L’Idiot vivait seul, rejeté par tous, fuyant les hommes qui le méprisaient. C’est alors que la rencontre avec un groupe d’enfants aux dons étranges va bouleverser sa vie : Janie, qui déplace les objets avec son esprit ; Beany et Bonnie, les jumelles qui disparaissent et apparaissent à volonté ; et Bébé, l’enfant mongolien au génie prodigieux.
Ils vont bientôt former une famille, autour de l’Idiot qui, pour la première fois, fait connaissance avec l’affection humaine. Peu à peu une unité d’un ordre supérieur, plus qu’humain, va s’établir entre les divers membres de ce groupe. Bébé en sera le cerveau, Beany et Bonnie les membres, Janie le cœur, et l’Idiot la conscience. (1)
Un thème bien précis relie nettement les trois novellas (2) qui composent ce roman : la solitude. Celle de l’être à part qui, de par sa différence même, s’attire incompréhension, puis peur, et enfin haine de la part de ses semblables. Isolé par l’ignorance, il porte ce qui fait de lui un surhumain – faute d’un meilleur terme – comme un fardeau jusqu’à ce qu’il trouve d’autres comme lui ou presque avec lesquels s’unir pour devenir une entité supérieure – un « être optimum » pour utiliser le terme précis que préférait Theodore Sturgeon (1918-1985) lui-même à celui de surhomme. Mais il reste encore à ce « plus qu’humain » fruit de l’union de ces êtres hors du commun à apprendre à vivre avec ceux qui le composent.
Ouvrage majeur d’un auteur majeur, Les Plus qu’humains se distingue radicalement de n’importe quel autre récit présentant des individus jugés monstrueux, et donc moins qu’humains en raison même de ces pouvoirs qui les rendent pourtant plus qu’humains, dans le sens où il propose une réflexion de fond sur ce qui rend une société possible. Car, bien sûr, cet « être optimum » composite constitue bel et bien une micro-société : il forme un groupe d’individus distincts qui doivent vivre ensemble pour le meilleur et surtout pour le pire. Dans ce sens, l’idée que l’auteur présente dans le dernier récit de cet ensemble pourrait très bien concerner n’importe quel autre type de société – y compris celle des gens « normaux » : la nôtre, donc.

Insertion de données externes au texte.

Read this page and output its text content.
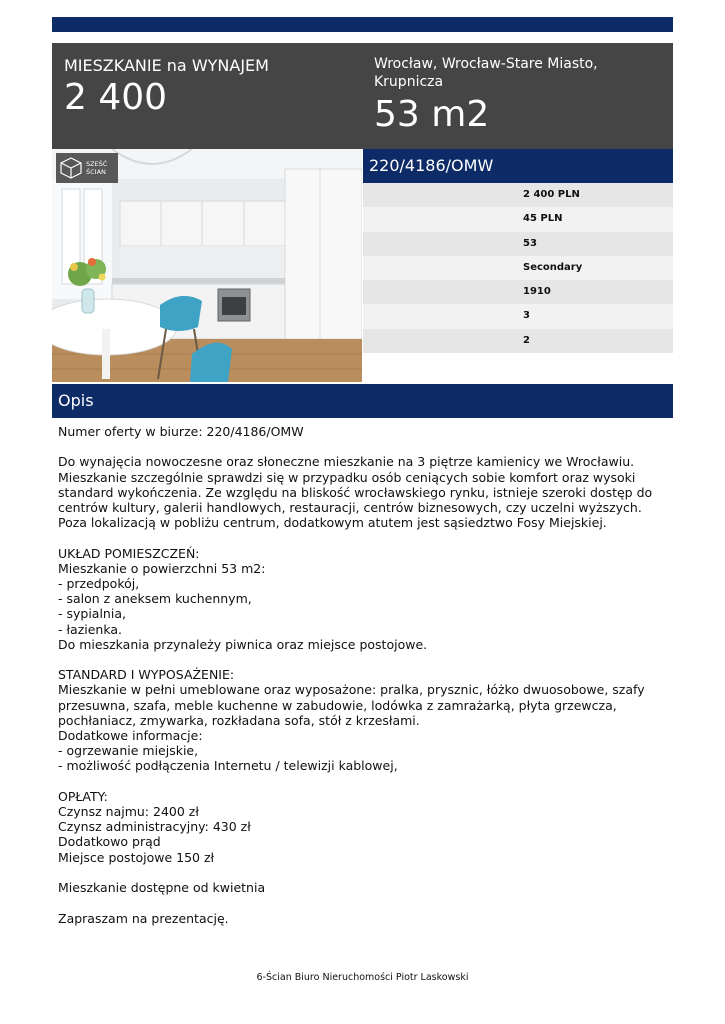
MIESZKANIE na WYNAJEM
2 400
Wrocław, Wrocław-Stare Miasto, Krupnicza
53 m2
SZEŚĆ
ŚCIAN	220/4186/OMW
2 400 PLN
45 PLN
53
Secondary
1910
3
2
Opis
Numer oferty w biurze: 220/4186/OMW

Do wynajęcia nowoczesne oraz słoneczne mieszkanie na 3 piętrze kamienicy we Wrocławiu. Mieszkanie szczególnie sprawdzi się w przypadku osób ceniących sobie komfort oraz wysoki standard wykończenia. Ze względu na bliskość wrocławskiego rynku, istnieje szeroki dostęp do centrów kultury, galerii handlowych, restauracji, centrów biznesowych, czy uczelni wyższych. Poza lokalizacją w pobliżu centrum, dodatkowym atutem jest sąsiedztwo Fosy Miejskiej.

UKŁAD POMIESZCZEŃ:
Mieszkanie o powierzchni 53 m2:
- przedpokój,
- salon z aneksem kuchennym,
- sypialnia,
- łazienka.
Do mieszkania przynależy piwnica oraz miejsce postojowe.

STANDARD I WYPOSAŻENIE:
Mieszkanie w pełni umeblowane oraz wyposażone: pralka, prysznic, łóżko dwuosobowe, szafy przesuwna, szafa, meble kuchenne w zabudowie, lodówka z zamrażarką, płyta grzewcza, pochłaniacz, zmywarka, rozkładana sofa, stół z krzesłami.
Dodatkowe informacje:
- ogrzewanie miejskie,
- możliwość podłączenia Internetu / telewizji kablowej,

OPŁATY:
Czynsz najmu: 2400 zł
Czynsz administracyjny: 430 zł
Dodatkowo prąd
Miejsce postojowe 150 zł

Mieszkanie dostępne od kwietnia

Zapraszam na prezentację.
6-Ścian Biuro Nieruchomości Piotr Laskowski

À travers cette fable, au sens du terme désignant un récit dont on peut retenir une leçon fondamentale, Sturgeon remplit ce qu’il considère comme le rôle de l’écrivain : celui qui use de sa capacité à retenir l’attention d’une audience pour instiller à celle-ci une réflexion capable de modifier sa perception des choses, de bouleverser ses idées préconçues (3) – bref, de changer sa vie, ou du moins de participer à son évolution sur le plan mental. Certains diront qu’il n’était peut-être pas nécessaire d’en écrire autant pour en dire si peu, arguant de la forme parfois un peu difficile du texte ; d’autres comprendront qu’il faut savoir prendre le temps d’expliquer en détails les choses importantes pour que le message passe bien.
Second et dernier roman de Sturgeon, après Cristal qui songe (1950), une autre œuvre majeure du genre, Les Plus qu’humains compte toujours plus d’un demi-siècle après parmi ces ouvrages indispensables et au charme à nul autre pareil sans lequel une vie de lecteur de science-fiction n’en est pas vraiment une.
Et peut-être même une vie de lecteur tout court.
(1) ce quatrième de couverture est celui d’une édition précédente de l’ouvrage.
(2) texte dont la longueur en fait un intermédiaire entre la nouvelle et le roman.
(3) Marianne Leconte, préface à Le Livre d’or de la science-fiction : Theodore Sturgeon (Pocket, collection Le Livre d’or de la science-fiction n° 5013, 1er trimestre 1978, ISBN : 2-266-00455-7) ; lire ce texte en ligne.
Récompense :
Prix International Fantasy, catégorie fiction, en 1954.